# [H] Various sets [W] paypal $$



## darkreever (Apr 3, 2008)

A friend of mine decided to get rid of a number of his models the other day, and dropped a dozen or so sets on my doorstep telling me to do with them as I please.

Seeing as I am not collecting or playing at this time, I most certainly have no need for them; so off to Heresy to see if anyone here is interested.

I have:

-40k-
Space wolf pack
Grey knight dreadknight
2x Grey Knight marines (the five man sets)
Chaos marine terminators



-Fantasy-
Empire general
Empire wizards
Empire handgunners/crossbowmen
Empire state troops


All are single sets, nothing has been tampered with and all are new. The wrapping on a few of the sets is gone, for the models I was curious about, but again everything is in them.

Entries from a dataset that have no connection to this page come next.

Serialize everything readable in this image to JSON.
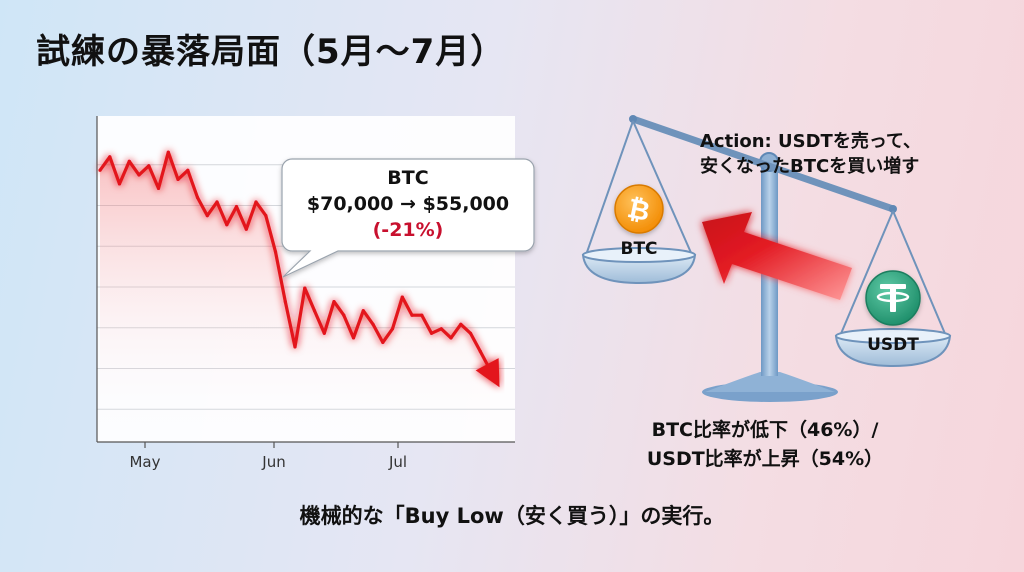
{
  "title": "試練の暴落局面（5月〜7月）",
  "chart_data": {
    "type": "line",
    "x_ticks": [
      "May",
      "Jun",
      "Jul"
    ],
    "series": [
      {
        "values": [
          70000,
          71500,
          68500,
          71000,
          69500,
          70500,
          68000,
          72000,
          69000,
          70000,
          67000,
          65000,
          66500,
          64000,
          66000,
          63500,
          66500,
          65000,
          61000,
          55500,
          50500,
          57000,
          54500,
          52000,
          55500,
          54000,
          51500,
          54500,
          53000,
          51000,
          52500,
          56000,
          54000,
          54000,
          52000,
          52500,
          51500,
          53000,
          52000,
          50000,
          48000
        ]
      }
    ],
    "grid": true,
    "color": "#e3141c"
  },
  "callout": {
    "asset": "BTC",
    "price_change": "$70,000 → $55,000",
    "percent": "(-21%)"
  },
  "scale": {
    "action_line1": "Action: USDTを売って、",
    "action_line2": "安くなったBTCを買い増す",
    "left_pan_label": "BTC",
    "right_pan_label": "USDT",
    "btc_color": "#f7931a",
    "usdt_color": "#26a17b"
  },
  "ratio": {
    "line1": "BTC比率が低下（46%）/",
    "line2": "USDT比率が上昇（54%）"
  },
  "footer": "機械的な「Buy Low（安く買う）」の実行。"
}
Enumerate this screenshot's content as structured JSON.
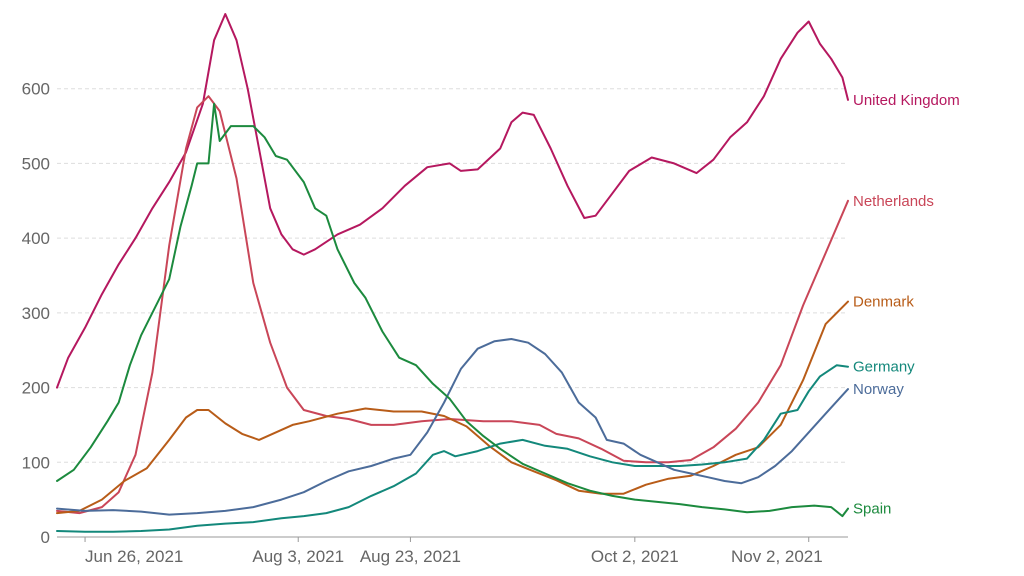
{
  "chart_data": {
    "type": "line",
    "title": "",
    "xlabel": "",
    "ylabel": "",
    "x_range": [
      "2021-06-21",
      "2021-11-09"
    ],
    "ylim": [
      0,
      700
    ],
    "grid": true,
    "legend": "inline-right",
    "y_ticks": [
      {
        "value": 0,
        "label": "0"
      },
      {
        "value": 100,
        "label": "100"
      },
      {
        "value": 200,
        "label": "200"
      },
      {
        "value": 300,
        "label": "300"
      },
      {
        "value": 400,
        "label": "400"
      },
      {
        "value": 500,
        "label": "500"
      },
      {
        "value": 600,
        "label": "600"
      }
    ],
    "x_ticks": [
      {
        "date": "2021-06-26",
        "label": "Jun 26, 2021"
      },
      {
        "date": "2021-08-03",
        "label": "Aug 3, 2021"
      },
      {
        "date": "2021-08-23",
        "label": "Aug 23, 2021"
      },
      {
        "date": "2021-10-02",
        "label": "Oct 2, 2021"
      },
      {
        "date": "2021-11-02",
        "label": "Nov 2, 2021"
      }
    ],
    "series": [
      {
        "name": "United Kingdom",
        "color": "#b5185f",
        "points": [
          [
            "2021-06-21",
            200
          ],
          [
            "2021-06-23",
            240
          ],
          [
            "2021-06-26",
            280
          ],
          [
            "2021-06-29",
            325
          ],
          [
            "2021-07-02",
            365
          ],
          [
            "2021-07-05",
            400
          ],
          [
            "2021-07-08",
            440
          ],
          [
            "2021-07-11",
            475
          ],
          [
            "2021-07-14",
            515
          ],
          [
            "2021-07-17",
            580
          ],
          [
            "2021-07-19",
            665
          ],
          [
            "2021-07-21",
            700
          ],
          [
            "2021-07-23",
            665
          ],
          [
            "2021-07-25",
            600
          ],
          [
            "2021-07-27",
            520
          ],
          [
            "2021-07-29",
            440
          ],
          [
            "2021-07-31",
            405
          ],
          [
            "2021-08-02",
            385
          ],
          [
            "2021-08-04",
            378
          ],
          [
            "2021-08-06",
            385
          ],
          [
            "2021-08-10",
            405
          ],
          [
            "2021-08-14",
            418
          ],
          [
            "2021-08-18",
            440
          ],
          [
            "2021-08-22",
            470
          ],
          [
            "2021-08-26",
            495
          ],
          [
            "2021-08-30",
            500
          ],
          [
            "2021-09-01",
            490
          ],
          [
            "2021-09-04",
            492
          ],
          [
            "2021-09-08",
            520
          ],
          [
            "2021-09-10",
            555
          ],
          [
            "2021-09-12",
            568
          ],
          [
            "2021-09-14",
            565
          ],
          [
            "2021-09-17",
            520
          ],
          [
            "2021-09-20",
            470
          ],
          [
            "2021-09-23",
            427
          ],
          [
            "2021-09-25",
            430
          ],
          [
            "2021-09-28",
            460
          ],
          [
            "2021-10-01",
            490
          ],
          [
            "2021-10-05",
            508
          ],
          [
            "2021-10-09",
            500
          ],
          [
            "2021-10-13",
            487
          ],
          [
            "2021-10-16",
            505
          ],
          [
            "2021-10-19",
            535
          ],
          [
            "2021-10-22",
            555
          ],
          [
            "2021-10-25",
            590
          ],
          [
            "2021-10-28",
            640
          ],
          [
            "2021-10-31",
            675
          ],
          [
            "2021-11-02",
            690
          ],
          [
            "2021-11-04",
            660
          ],
          [
            "2021-11-06",
            640
          ],
          [
            "2021-11-08",
            615
          ],
          [
            "2021-11-09",
            585
          ]
        ]
      },
      {
        "name": "Netherlands",
        "color": "#c94658",
        "points": [
          [
            "2021-06-21",
            35
          ],
          [
            "2021-06-25",
            32
          ],
          [
            "2021-06-29",
            40
          ],
          [
            "2021-07-02",
            60
          ],
          [
            "2021-07-05",
            110
          ],
          [
            "2021-07-08",
            220
          ],
          [
            "2021-07-11",
            390
          ],
          [
            "2021-07-14",
            520
          ],
          [
            "2021-07-16",
            575
          ],
          [
            "2021-07-18",
            590
          ],
          [
            "2021-07-20",
            570
          ],
          [
            "2021-07-23",
            480
          ],
          [
            "2021-07-26",
            340
          ],
          [
            "2021-07-29",
            260
          ],
          [
            "2021-08-01",
            200
          ],
          [
            "2021-08-04",
            170
          ],
          [
            "2021-08-08",
            162
          ],
          [
            "2021-08-12",
            158
          ],
          [
            "2021-08-16",
            150
          ],
          [
            "2021-08-20",
            150
          ],
          [
            "2021-08-25",
            155
          ],
          [
            "2021-08-30",
            158
          ],
          [
            "2021-09-05",
            155
          ],
          [
            "2021-09-10",
            155
          ],
          [
            "2021-09-15",
            150
          ],
          [
            "2021-09-18",
            138
          ],
          [
            "2021-09-22",
            132
          ],
          [
            "2021-09-26",
            118
          ],
          [
            "2021-09-30",
            102
          ],
          [
            "2021-10-04",
            100
          ],
          [
            "2021-10-08",
            100
          ],
          [
            "2021-10-12",
            103
          ],
          [
            "2021-10-16",
            120
          ],
          [
            "2021-10-20",
            145
          ],
          [
            "2021-10-24",
            180
          ],
          [
            "2021-10-28",
            230
          ],
          [
            "2021-11-01",
            310
          ],
          [
            "2021-11-05",
            380
          ],
          [
            "2021-11-09",
            450
          ]
        ]
      },
      {
        "name": "Denmark",
        "color": "#b85c18",
        "points": [
          [
            "2021-06-21",
            32
          ],
          [
            "2021-06-25",
            35
          ],
          [
            "2021-06-29",
            50
          ],
          [
            "2021-07-03",
            75
          ],
          [
            "2021-07-07",
            92
          ],
          [
            "2021-07-11",
            130
          ],
          [
            "2021-07-14",
            160
          ],
          [
            "2021-07-16",
            170
          ],
          [
            "2021-07-18",
            170
          ],
          [
            "2021-07-21",
            152
          ],
          [
            "2021-07-24",
            138
          ],
          [
            "2021-07-27",
            130
          ],
          [
            "2021-07-30",
            140
          ],
          [
            "2021-08-02",
            150
          ],
          [
            "2021-08-05",
            155
          ],
          [
            "2021-08-10",
            165
          ],
          [
            "2021-08-15",
            172
          ],
          [
            "2021-08-20",
            168
          ],
          [
            "2021-08-25",
            168
          ],
          [
            "2021-08-29",
            162
          ],
          [
            "2021-09-02",
            148
          ],
          [
            "2021-09-06",
            122
          ],
          [
            "2021-09-10",
            100
          ],
          [
            "2021-09-14",
            88
          ],
          [
            "2021-09-18",
            76
          ],
          [
            "2021-09-22",
            62
          ],
          [
            "2021-09-26",
            58
          ],
          [
            "2021-09-30",
            58
          ],
          [
            "2021-10-04",
            70
          ],
          [
            "2021-10-08",
            78
          ],
          [
            "2021-10-12",
            82
          ],
          [
            "2021-10-16",
            95
          ],
          [
            "2021-10-20",
            110
          ],
          [
            "2021-10-24",
            120
          ],
          [
            "2021-10-28",
            150
          ],
          [
            "2021-11-01",
            210
          ],
          [
            "2021-11-05",
            285
          ],
          [
            "2021-11-09",
            315
          ]
        ]
      },
      {
        "name": "Germany",
        "color": "#13887b",
        "points": [
          [
            "2021-06-21",
            8
          ],
          [
            "2021-06-26",
            7
          ],
          [
            "2021-07-01",
            7
          ],
          [
            "2021-07-06",
            8
          ],
          [
            "2021-07-11",
            10
          ],
          [
            "2021-07-16",
            15
          ],
          [
            "2021-07-21",
            18
          ],
          [
            "2021-07-26",
            20
          ],
          [
            "2021-07-31",
            25
          ],
          [
            "2021-08-04",
            28
          ],
          [
            "2021-08-08",
            32
          ],
          [
            "2021-08-12",
            40
          ],
          [
            "2021-08-16",
            55
          ],
          [
            "2021-08-20",
            68
          ],
          [
            "2021-08-24",
            85
          ],
          [
            "2021-08-27",
            110
          ],
          [
            "2021-08-29",
            115
          ],
          [
            "2021-08-31",
            108
          ],
          [
            "2021-09-04",
            115
          ],
          [
            "2021-09-08",
            125
          ],
          [
            "2021-09-12",
            130
          ],
          [
            "2021-09-16",
            122
          ],
          [
            "2021-09-20",
            118
          ],
          [
            "2021-09-24",
            108
          ],
          [
            "2021-09-28",
            100
          ],
          [
            "2021-10-02",
            95
          ],
          [
            "2021-10-06",
            95
          ],
          [
            "2021-10-10",
            95
          ],
          [
            "2021-10-14",
            97
          ],
          [
            "2021-10-18",
            100
          ],
          [
            "2021-10-22",
            105
          ],
          [
            "2021-10-25",
            130
          ],
          [
            "2021-10-28",
            165
          ],
          [
            "2021-10-31",
            170
          ],
          [
            "2021-11-02",
            195
          ],
          [
            "2021-11-04",
            215
          ],
          [
            "2021-11-07",
            230
          ],
          [
            "2021-11-09",
            228
          ]
        ]
      },
      {
        "name": "Norway",
        "color": "#4c6c9a",
        "points": [
          [
            "2021-06-21",
            38
          ],
          [
            "2021-06-26",
            35
          ],
          [
            "2021-07-01",
            36
          ],
          [
            "2021-07-06",
            34
          ],
          [
            "2021-07-11",
            30
          ],
          [
            "2021-07-16",
            32
          ],
          [
            "2021-07-21",
            35
          ],
          [
            "2021-07-26",
            40
          ],
          [
            "2021-07-31",
            50
          ],
          [
            "2021-08-04",
            60
          ],
          [
            "2021-08-08",
            75
          ],
          [
            "2021-08-12",
            88
          ],
          [
            "2021-08-16",
            95
          ],
          [
            "2021-08-20",
            105
          ],
          [
            "2021-08-23",
            110
          ],
          [
            "2021-08-26",
            140
          ],
          [
            "2021-08-29",
            180
          ],
          [
            "2021-09-01",
            225
          ],
          [
            "2021-09-04",
            252
          ],
          [
            "2021-09-07",
            262
          ],
          [
            "2021-09-10",
            265
          ],
          [
            "2021-09-13",
            260
          ],
          [
            "2021-09-16",
            245
          ],
          [
            "2021-09-19",
            220
          ],
          [
            "2021-09-22",
            180
          ],
          [
            "2021-09-25",
            160
          ],
          [
            "2021-09-27",
            130
          ],
          [
            "2021-09-30",
            125
          ],
          [
            "2021-10-03",
            110
          ],
          [
            "2021-10-06",
            100
          ],
          [
            "2021-10-09",
            90
          ],
          [
            "2021-10-12",
            85
          ],
          [
            "2021-10-15",
            80
          ],
          [
            "2021-10-18",
            75
          ],
          [
            "2021-10-21",
            72
          ],
          [
            "2021-10-24",
            80
          ],
          [
            "2021-10-27",
            95
          ],
          [
            "2021-10-30",
            115
          ],
          [
            "2021-11-02",
            140
          ],
          [
            "2021-11-05",
            165
          ],
          [
            "2021-11-09",
            198
          ]
        ]
      },
      {
        "name": "Spain",
        "color": "#1c8a3e",
        "points": [
          [
            "2021-06-21",
            75
          ],
          [
            "2021-06-24",
            90
          ],
          [
            "2021-06-27",
            120
          ],
          [
            "2021-06-30",
            155
          ],
          [
            "2021-07-02",
            180
          ],
          [
            "2021-07-04",
            230
          ],
          [
            "2021-07-06",
            270
          ],
          [
            "2021-07-09",
            315
          ],
          [
            "2021-07-11",
            345
          ],
          [
            "2021-07-13",
            415
          ],
          [
            "2021-07-15",
            470
          ],
          [
            "2021-07-16",
            500
          ],
          [
            "2021-07-18",
            500
          ],
          [
            "2021-07-19",
            580
          ],
          [
            "2021-07-20",
            530
          ],
          [
            "2021-07-22",
            550
          ],
          [
            "2021-07-26",
            550
          ],
          [
            "2021-07-28",
            535
          ],
          [
            "2021-07-30",
            510
          ],
          [
            "2021-08-01",
            505
          ],
          [
            "2021-08-04",
            475
          ],
          [
            "2021-08-06",
            440
          ],
          [
            "2021-08-08",
            430
          ],
          [
            "2021-08-10",
            385
          ],
          [
            "2021-08-13",
            340
          ],
          [
            "2021-08-15",
            320
          ],
          [
            "2021-08-18",
            275
          ],
          [
            "2021-08-21",
            240
          ],
          [
            "2021-08-24",
            230
          ],
          [
            "2021-08-27",
            205
          ],
          [
            "2021-08-30",
            185
          ],
          [
            "2021-09-02",
            155
          ],
          [
            "2021-09-05",
            135
          ],
          [
            "2021-09-08",
            118
          ],
          [
            "2021-09-12",
            98
          ],
          [
            "2021-09-16",
            85
          ],
          [
            "2021-09-20",
            72
          ],
          [
            "2021-09-24",
            62
          ],
          [
            "2021-09-28",
            55
          ],
          [
            "2021-10-02",
            50
          ],
          [
            "2021-10-06",
            47
          ],
          [
            "2021-10-10",
            44
          ],
          [
            "2021-10-14",
            40
          ],
          [
            "2021-10-18",
            37
          ],
          [
            "2021-10-22",
            33
          ],
          [
            "2021-10-26",
            35
          ],
          [
            "2021-10-30",
            40
          ],
          [
            "2021-11-03",
            42
          ],
          [
            "2021-11-06",
            40
          ],
          [
            "2021-11-08",
            28
          ],
          [
            "2021-11-09",
            38
          ]
        ]
      }
    ]
  }
}
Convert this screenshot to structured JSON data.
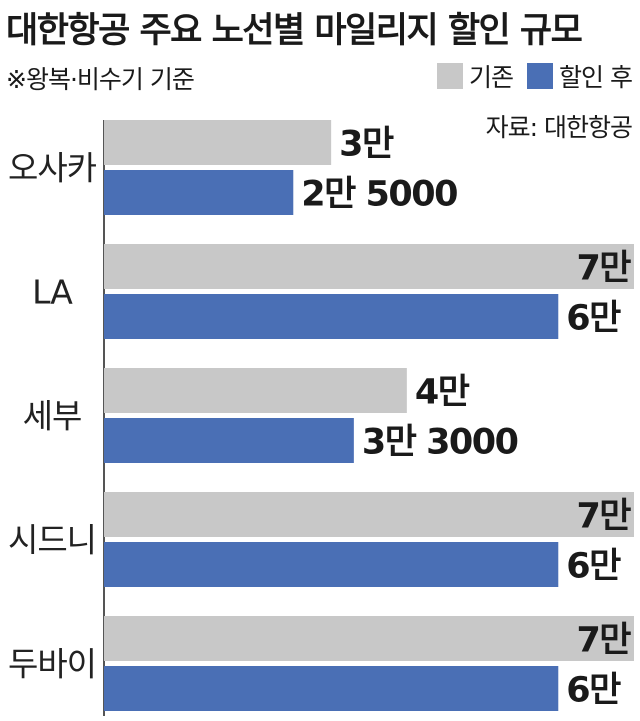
{
  "title": "대한항공 주요 노선별 마일리지 할인 규모",
  "note": "※왕복·비수기 기준",
  "source": "자료: 대한항공",
  "colors": {
    "before": "#c8c8c8",
    "after": "#4a6fb5",
    "axis": "#555555"
  },
  "chart_data": {
    "type": "bar",
    "orientation": "horizontal",
    "categories": [
      "오사카",
      "LA",
      "세부",
      "시드니",
      "두바이"
    ],
    "series": [
      {
        "name": "기존",
        "values": [
          30000,
          70000,
          40000,
          70000,
          70000
        ],
        "labels": [
          "3만",
          "7만",
          "4만",
          "7만",
          "7만"
        ]
      },
      {
        "name": "할인 후",
        "values": [
          25000,
          60000,
          33000,
          60000,
          60000
        ],
        "labels": [
          "2만 5000",
          "6만",
          "3만 3000",
          "6만",
          "6만"
        ]
      }
    ],
    "title": "대한항공 주요 노선별 마일리지 할인 규모",
    "xlim": [
      0,
      70000
    ],
    "grid": false,
    "legend": "top-right"
  }
}
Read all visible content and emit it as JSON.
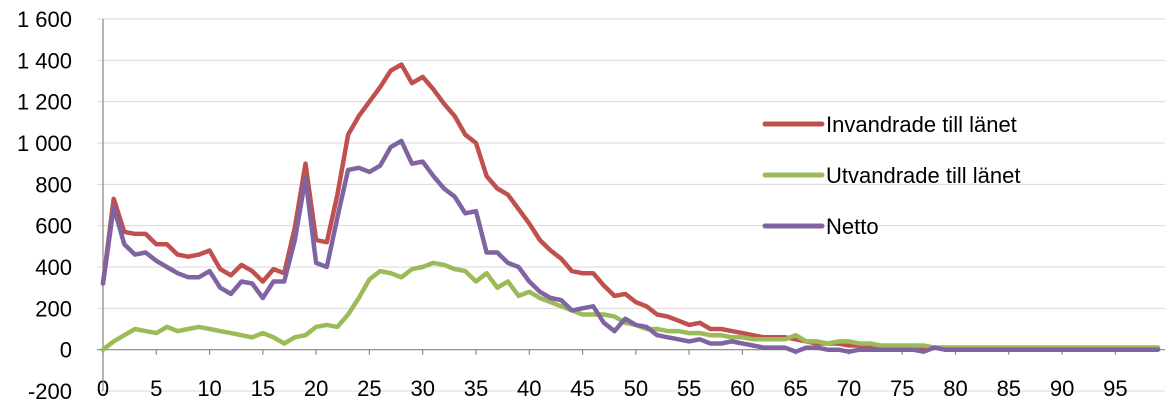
{
  "chart_data": {
    "type": "line",
    "title": "",
    "xlabel": "",
    "ylabel": "",
    "xlim": [
      0,
      99
    ],
    "ylim": [
      -200,
      1600
    ],
    "y_ticks": [
      -200,
      0,
      200,
      400,
      600,
      800,
      1000,
      1200,
      1400,
      1600
    ],
    "y_tick_labels": [
      "-200",
      "0",
      "200",
      "400",
      "600",
      "800",
      "1 000",
      "1 200",
      "1 400",
      "1 600"
    ],
    "x_ticks": [
      0,
      5,
      10,
      15,
      20,
      25,
      30,
      35,
      40,
      45,
      50,
      55,
      60,
      65,
      70,
      75,
      80,
      85,
      90,
      95
    ],
    "x_tick_labels": [
      "0",
      "5",
      "10",
      "15",
      "20",
      "25",
      "30",
      "35",
      "40",
      "45",
      "50",
      "55",
      "60",
      "65",
      "70",
      "75",
      "80",
      "85",
      "90",
      "95"
    ],
    "grid": true,
    "legend_position": "right",
    "x": [
      0,
      1,
      2,
      3,
      4,
      5,
      6,
      7,
      8,
      9,
      10,
      11,
      12,
      13,
      14,
      15,
      16,
      17,
      18,
      19,
      20,
      21,
      22,
      23,
      24,
      25,
      26,
      27,
      28,
      29,
      30,
      31,
      32,
      33,
      34,
      35,
      36,
      37,
      38,
      39,
      40,
      41,
      42,
      43,
      44,
      45,
      46,
      47,
      48,
      49,
      50,
      51,
      52,
      53,
      54,
      55,
      56,
      57,
      58,
      59,
      60,
      61,
      62,
      63,
      64,
      65,
      66,
      67,
      68,
      69,
      70,
      71,
      72,
      73,
      74,
      75,
      76,
      77,
      78,
      79,
      80,
      81,
      82,
      83,
      84,
      85,
      86,
      87,
      88,
      89,
      90,
      91,
      92,
      93,
      94,
      95,
      96,
      97,
      98,
      99
    ],
    "series": [
      {
        "name": "Invandrade till länet",
        "color": "#c0504d",
        "values": [
          320,
          730,
          570,
          560,
          560,
          510,
          510,
          460,
          450,
          460,
          480,
          390,
          360,
          410,
          380,
          330,
          390,
          370,
          590,
          900,
          530,
          520,
          750,
          1040,
          1130,
          1200,
          1270,
          1350,
          1380,
          1290,
          1320,
          1260,
          1190,
          1130,
          1040,
          1000,
          840,
          780,
          750,
          680,
          610,
          530,
          480,
          440,
          380,
          370,
          370,
          310,
          260,
          270,
          230,
          210,
          170,
          160,
          140,
          120,
          130,
          100,
          100,
          90,
          80,
          70,
          60,
          60,
          60,
          50,
          40,
          30,
          30,
          30,
          20,
          20,
          20,
          10,
          10,
          10,
          10,
          10,
          10,
          10,
          10,
          10,
          10,
          10,
          10,
          10,
          10,
          10,
          10,
          10,
          10,
          10,
          10,
          10,
          10,
          10,
          10,
          10,
          10,
          10
        ],
        "label_x": 826
      },
      {
        "name": "Utvandrade till länet",
        "color": "#9bbb59",
        "values": [
          0,
          40,
          70,
          100,
          90,
          80,
          110,
          90,
          100,
          110,
          100,
          90,
          80,
          70,
          60,
          80,
          60,
          30,
          60,
          70,
          110,
          120,
          110,
          170,
          250,
          340,
          380,
          370,
          350,
          390,
          400,
          420,
          410,
          390,
          380,
          330,
          370,
          300,
          330,
          260,
          280,
          250,
          230,
          210,
          190,
          170,
          170,
          170,
          160,
          130,
          120,
          100,
          100,
          90,
          90,
          80,
          80,
          70,
          70,
          60,
          60,
          50,
          50,
          50,
          50,
          70,
          40,
          40,
          30,
          40,
          40,
          30,
          30,
          20,
          20,
          20,
          20,
          20,
          10,
          10,
          10,
          10,
          10,
          10,
          10,
          10,
          10,
          10,
          10,
          10,
          10,
          10,
          10,
          10,
          10,
          10,
          10,
          10,
          10,
          10
        ],
        "label_x": 826
      },
      {
        "name": "Netto",
        "color": "#8064a2",
        "values": [
          320,
          690,
          510,
          460,
          470,
          430,
          400,
          370,
          350,
          350,
          380,
          300,
          270,
          330,
          320,
          250,
          330,
          330,
          530,
          830,
          420,
          400,
          640,
          870,
          880,
          860,
          890,
          980,
          1010,
          900,
          910,
          840,
          780,
          740,
          660,
          670,
          470,
          470,
          420,
          400,
          330,
          280,
          250,
          240,
          190,
          200,
          210,
          130,
          90,
          150,
          120,
          110,
          70,
          60,
          50,
          40,
          50,
          30,
          30,
          40,
          30,
          20,
          10,
          10,
          10,
          -10,
          10,
          10,
          0,
          0,
          -10,
          0,
          0,
          0,
          0,
          0,
          0,
          -10,
          10,
          0,
          0,
          0,
          0,
          0,
          0,
          0,
          0,
          0,
          0,
          0,
          0,
          0,
          0,
          0,
          0,
          0,
          0,
          0,
          0,
          0
        ],
        "label_x": 826
      }
    ]
  }
}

If anyone is interested in individual sets, more than willing to work something out so feel free to drop a post here or give me a PM.


----------



## DeathKlokk (Jun 9, 2008)

How much for the Assault Termies and Ven Dread?

PM me!


----------



## darkreever (Apr 3, 2008)

Alright well thats the marine stuff and grey knight terminators gone, anyone else interested in anything here?


----------



## fynn (Sep 19, 2008)

Bugger freash out of cash, otherwise i would had tried for the GK dread..........lol


----------



## darkreever (Apr 3, 2008)

Bump to see if anyone is interested


----------



## DijnsK (Mar 29, 2011)

how much for one of the GK marine sets?
and how much would it cost to send it to the netherlands?


----------